The beginning of the end

By Mauro Guillen and Emilio Ontiveros

The eurozone crisis has entered a new phase, which will hopefully be the beginning of the end in the long saga of policy interventions to shore up the common currency. A new scenario has been created by the European Central Bank’s decision to intervene in the secondary sovereign debt markets and by the German Constitutional Court’s verdict validating Germany’s contribution to the European Stability Mechanism.

These decisions come in the wake of enormous political pressure from both within and outside the eurozone, and of continuing market woes. The uncertainty surrounding the future of the euro has been substantially reduced, at least for now. Italy and Spain now have breathing room to implement reforms, and the specter of a breakup of the monetary union has receded.

The European Central Bank (ECB) has committed to buying unlimited amounts of its sovereign debt of up to three years’ maturity to stabilize the markets and keep risk premiums at manageable levels. This is a bold decision, especially taking into account the adamant opposition of the German Bundesbank. This is the first time that the ECB has made a momentous decision against the will of the very institution that served as its template when it was founded in the late 1990s.

It is a mystery to us why the ECB has waited so long to make a decision that could have avoided the turmoil in the markets over the last year. In delaying decisive action, the ECB has put the monetary union, and perhaps the entire European Union, at risk. Moreover, the recession has been prolonged, perhaps unnecessarily. Unemployment has soared across the eurozone, with the notable exception of Germany.

The creation of a second bailout fund, the European Stability Mechanism (ESM), represents a big achievement for German Chancellor Angela Merkel. This fund will have 500 billion euros ready to be used in case of emergency. The first beneficiary will be Spain, which before the summer negotiated a line of credit of up to 100 billion euros for several of its banks. In the absence of the ESM, this money would have computed toward Spain’s sovereign debt burden. Now the banks can borrow directly from the fund.

Another welcome development is the creation of a single banking supervision authority for the 17 banking systems in the eurozone. This is an important move because banks have a high degree of exposure to sovereign debt. It is important to break the vicious cycle damaging banks’ balance sheets as the sovereign spreads rise. The ECB will assume eurozone-wide supervisory powers within months as national authorities give up their powers.

Each of these developments improves upon the rather precarious situation in two key ways. First, they show that European leaders are at along last taking steps toward the creation of a credible financial and banking architecture that can withstand the ups and downs of the economy and the markets. And second, they signal that no member state of the eurozone is seriously thinking about a dismantlement or fragmentation of the monetary union.
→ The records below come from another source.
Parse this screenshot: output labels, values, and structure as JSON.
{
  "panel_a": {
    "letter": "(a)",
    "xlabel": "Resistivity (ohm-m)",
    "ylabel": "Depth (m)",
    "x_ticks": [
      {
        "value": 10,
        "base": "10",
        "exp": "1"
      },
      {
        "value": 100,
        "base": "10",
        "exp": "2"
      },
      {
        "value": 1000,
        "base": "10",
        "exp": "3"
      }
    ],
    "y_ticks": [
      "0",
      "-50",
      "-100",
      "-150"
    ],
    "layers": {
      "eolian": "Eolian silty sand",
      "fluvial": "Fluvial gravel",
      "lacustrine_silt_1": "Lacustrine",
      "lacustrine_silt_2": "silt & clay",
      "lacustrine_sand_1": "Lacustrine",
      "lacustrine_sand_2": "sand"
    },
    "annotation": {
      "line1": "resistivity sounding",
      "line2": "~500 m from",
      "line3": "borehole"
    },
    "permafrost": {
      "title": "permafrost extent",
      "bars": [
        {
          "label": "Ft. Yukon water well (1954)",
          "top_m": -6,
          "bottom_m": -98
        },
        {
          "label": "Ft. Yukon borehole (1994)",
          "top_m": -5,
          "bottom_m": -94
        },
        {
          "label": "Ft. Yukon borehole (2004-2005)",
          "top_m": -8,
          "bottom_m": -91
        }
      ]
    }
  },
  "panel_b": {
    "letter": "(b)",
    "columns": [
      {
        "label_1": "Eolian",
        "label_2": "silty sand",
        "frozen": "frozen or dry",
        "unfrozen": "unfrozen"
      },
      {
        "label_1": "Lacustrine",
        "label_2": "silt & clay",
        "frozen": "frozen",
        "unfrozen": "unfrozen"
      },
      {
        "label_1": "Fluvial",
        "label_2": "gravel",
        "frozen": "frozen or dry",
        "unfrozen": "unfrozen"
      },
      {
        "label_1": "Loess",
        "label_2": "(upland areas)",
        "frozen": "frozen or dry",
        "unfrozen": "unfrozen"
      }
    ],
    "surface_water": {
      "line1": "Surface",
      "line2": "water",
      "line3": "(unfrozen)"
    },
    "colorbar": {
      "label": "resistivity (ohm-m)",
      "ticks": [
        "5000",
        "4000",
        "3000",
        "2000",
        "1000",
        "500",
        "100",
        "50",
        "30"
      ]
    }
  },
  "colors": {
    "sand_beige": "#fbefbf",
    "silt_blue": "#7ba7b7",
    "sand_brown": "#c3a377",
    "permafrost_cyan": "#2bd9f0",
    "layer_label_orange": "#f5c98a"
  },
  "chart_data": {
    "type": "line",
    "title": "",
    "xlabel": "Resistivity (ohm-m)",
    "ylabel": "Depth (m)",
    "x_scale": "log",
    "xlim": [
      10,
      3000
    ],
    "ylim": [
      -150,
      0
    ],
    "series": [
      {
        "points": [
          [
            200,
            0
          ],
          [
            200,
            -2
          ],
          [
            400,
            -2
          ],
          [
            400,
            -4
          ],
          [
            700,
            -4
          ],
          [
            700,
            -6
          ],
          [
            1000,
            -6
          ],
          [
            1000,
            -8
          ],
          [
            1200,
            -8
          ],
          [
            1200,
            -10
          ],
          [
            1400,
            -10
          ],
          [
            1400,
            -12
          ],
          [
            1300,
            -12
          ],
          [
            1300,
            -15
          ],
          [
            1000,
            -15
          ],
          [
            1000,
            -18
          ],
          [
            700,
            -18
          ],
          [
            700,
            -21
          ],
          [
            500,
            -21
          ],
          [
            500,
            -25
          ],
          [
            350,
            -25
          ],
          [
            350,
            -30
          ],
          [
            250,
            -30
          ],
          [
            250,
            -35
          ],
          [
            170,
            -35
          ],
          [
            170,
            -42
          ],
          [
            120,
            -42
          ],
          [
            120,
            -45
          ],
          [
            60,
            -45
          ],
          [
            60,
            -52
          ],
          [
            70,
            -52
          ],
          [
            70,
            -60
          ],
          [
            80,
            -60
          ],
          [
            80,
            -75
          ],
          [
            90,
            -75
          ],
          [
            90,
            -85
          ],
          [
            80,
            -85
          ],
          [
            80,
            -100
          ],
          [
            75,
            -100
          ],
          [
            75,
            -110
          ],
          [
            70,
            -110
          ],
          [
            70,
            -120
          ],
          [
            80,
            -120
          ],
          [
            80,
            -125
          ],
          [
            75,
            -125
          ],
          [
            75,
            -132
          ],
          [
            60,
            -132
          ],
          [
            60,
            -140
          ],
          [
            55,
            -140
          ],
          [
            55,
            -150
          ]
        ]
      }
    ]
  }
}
The latest news from Europe about the real economy, however, clearly indicates that the ECB’s more forceful approach and the creation of the bailout fund are actions directed at averting disaster. They do not address by themselves the lingering problems with economic growth and unemployment. Europe is almost 20 percent of the global consumer market.
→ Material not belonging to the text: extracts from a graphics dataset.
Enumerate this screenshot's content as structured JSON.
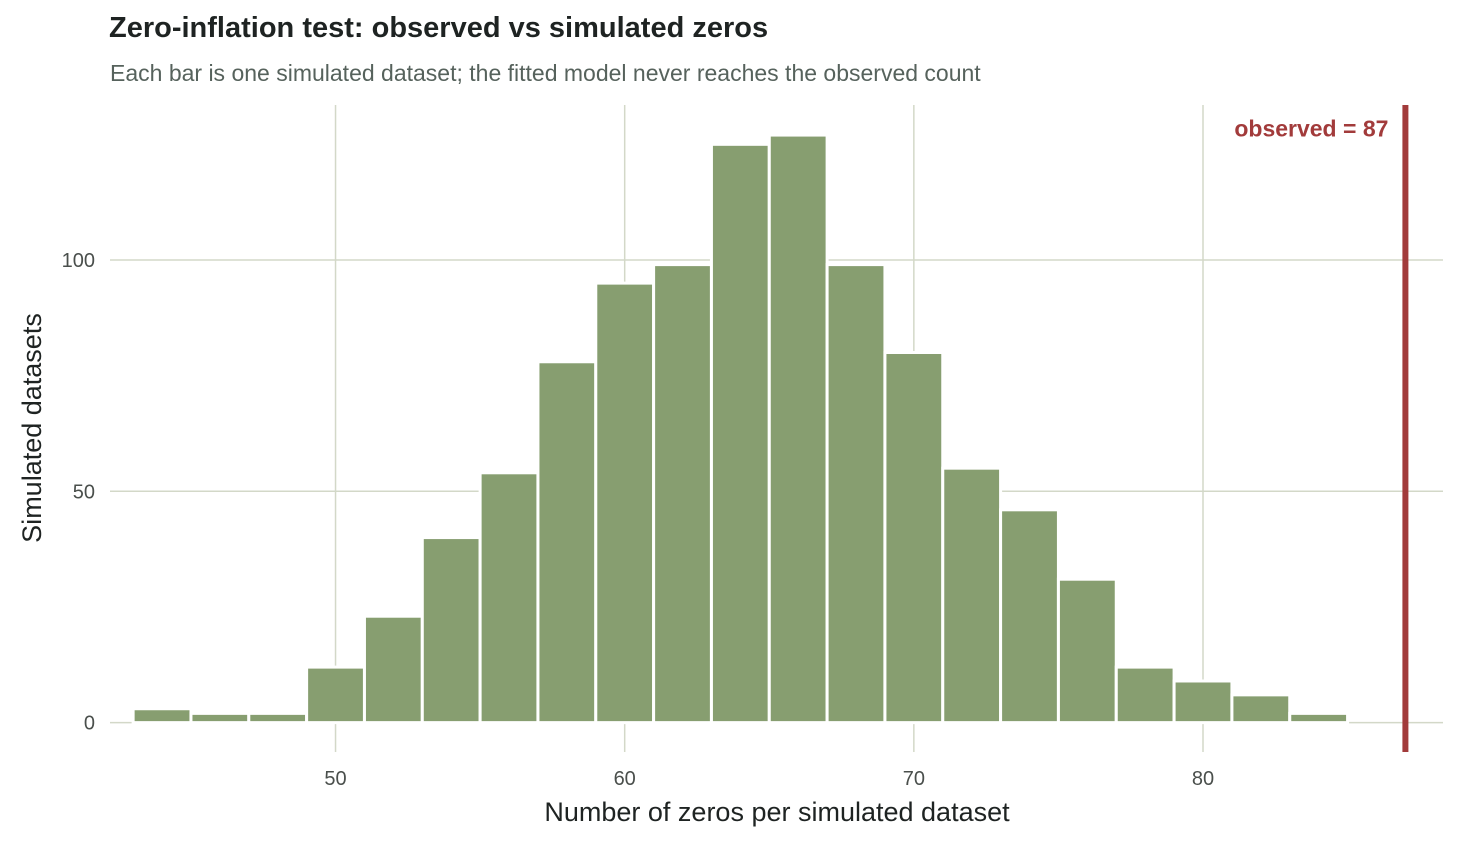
{
  "chart_data": {
    "type": "bar",
    "title": "Zero-inflation test: observed vs simulated zeros",
    "subtitle": "Each bar is one simulated dataset; the fitted model never reaches the observed count",
    "xlabel": "Number of zeros per simulated dataset",
    "ylabel": "Simulated datasets",
    "bin_width": 2,
    "bins": [
      {
        "x0": 43,
        "x1": 45,
        "count": 3
      },
      {
        "x0": 45,
        "x1": 47,
        "count": 2
      },
      {
        "x0": 47,
        "x1": 49,
        "count": 2
      },
      {
        "x0": 49,
        "x1": 51,
        "count": 12
      },
      {
        "x0": 51,
        "x1": 53,
        "count": 23
      },
      {
        "x0": 53,
        "x1": 55,
        "count": 40
      },
      {
        "x0": 55,
        "x1": 57,
        "count": 54
      },
      {
        "x0": 57,
        "x1": 59,
        "count": 78
      },
      {
        "x0": 59,
        "x1": 61,
        "count": 95
      },
      {
        "x0": 61,
        "x1": 63,
        "count": 99
      },
      {
        "x0": 63,
        "x1": 65,
        "count": 125
      },
      {
        "x0": 65,
        "x1": 67,
        "count": 127
      },
      {
        "x0": 67,
        "x1": 69,
        "count": 99
      },
      {
        "x0": 69,
        "x1": 71,
        "count": 80
      },
      {
        "x0": 71,
        "x1": 73,
        "count": 55
      },
      {
        "x0": 73,
        "x1": 75,
        "count": 46
      },
      {
        "x0": 75,
        "x1": 77,
        "count": 31
      },
      {
        "x0": 77,
        "x1": 79,
        "count": 12
      },
      {
        "x0": 79,
        "x1": 81,
        "count": 9
      },
      {
        "x0": 81,
        "x1": 83,
        "count": 6
      },
      {
        "x0": 83,
        "x1": 85,
        "count": 2
      }
    ],
    "xlim": [
      42.2,
      88.3
    ],
    "ylim": [
      -6.35,
      133.5
    ],
    "xticks": [
      50,
      60,
      70,
      80
    ],
    "yticks": [
      0,
      50,
      100
    ],
    "observed": {
      "value": 87,
      "label": "observed = 87"
    },
    "grid": true,
    "legend": "none",
    "colors": {
      "bar": "#879e70",
      "bar_outline": "#ffffff",
      "observed_line": "#a23b3b",
      "grid": "#d3d8c8"
    }
  }
}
Thus, its anemic economic performance represents a major drag on global growth. The crisis that started in 2008 is the first since World War II in which all members of the OECD, the club of the most developed countries, were mired in a recession for two consecutive quarters, as we point out in our new book, Global Turning Points.

We need Europe to overcome its growth problem, especially now that Brazil, China, India and other emerging economies are also seeing their economies slow down. European leaders must not be complacent. Now that they have created a sounder financial architecture for the eurozone, they must address the problem of growth.

Mauro Guillen is a professor at Wharton School. Ontiveros is President of AFI and a professor at Universidad Autonoma de Madrid. They are authors of Global Turning Points, just published by Cambridge University Press.